The name stirred the vaguest of recollections. “I would swear I heard of him when I was a boy.”

“You probably did,” St. Vrain grinned. “McNair is older than Methuselah. He was one of the first, if not the very first white man to ever reach the Rockies. He was here long before beaver drew men in droves.”

“Have they any children, King and McNair?”

“Nate King does,” St. Vrain said, and his face clouded.

“What?” I prompted.

“Nothing.”

“Is there something about them I should know? What if I run into them in my travels?”

“It is only that Nate’s son—” St. Vrain began, and caught himself. He gazed about us at the bustle of activity, then lowered his voice. “Zach King is his name. A nice enough lad, so long as you stay on his good side. The taint of being a breed has scarred him and made him more vicious than he would be otherwise, in my estimation.”

“Because he has a white father and a red mother?”

“Exactly that, yes. Halfbreeds are held in low esteem on the frontier, or anywhere else, for that matter. Most whites regard them as prone to violence, and many Indians do not want anything to do with them because they are considered bad medicine.”

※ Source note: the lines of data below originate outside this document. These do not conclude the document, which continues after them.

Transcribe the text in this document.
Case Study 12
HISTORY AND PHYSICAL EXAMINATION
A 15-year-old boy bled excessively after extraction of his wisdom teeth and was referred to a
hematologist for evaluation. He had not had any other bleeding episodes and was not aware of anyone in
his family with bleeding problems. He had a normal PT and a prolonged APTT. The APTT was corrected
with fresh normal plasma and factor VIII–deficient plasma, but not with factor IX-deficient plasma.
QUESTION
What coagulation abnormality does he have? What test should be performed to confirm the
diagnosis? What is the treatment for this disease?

“Are the opinions justified?”

“Oh, please. We are men of culture, you and I. We know superstition when we hear it. My own children are half-and-half, and they are as kind and as ordinary as any of so-called purer blood.” St. Vrain shook his head. “No, the stigma attached to breeds is uncalled for.”

“But you say this Zach King has a vicious disposition?”

“A poor choice of words on my part,” St. Vrain said. “Yes, Zach has a reputation. But his violence has always been provoked. Under normal circumstances he is as peaceable as you or I.”

I was not entirely convinced. His expression hinted at darker underpinnings. But I deemed it of no consequence since I never intended to make Zach King’s acquaintance. I was intrigued by the father, though. Nate King’s intimate knowledge of the mountains might surpass that of Augustus Trevor.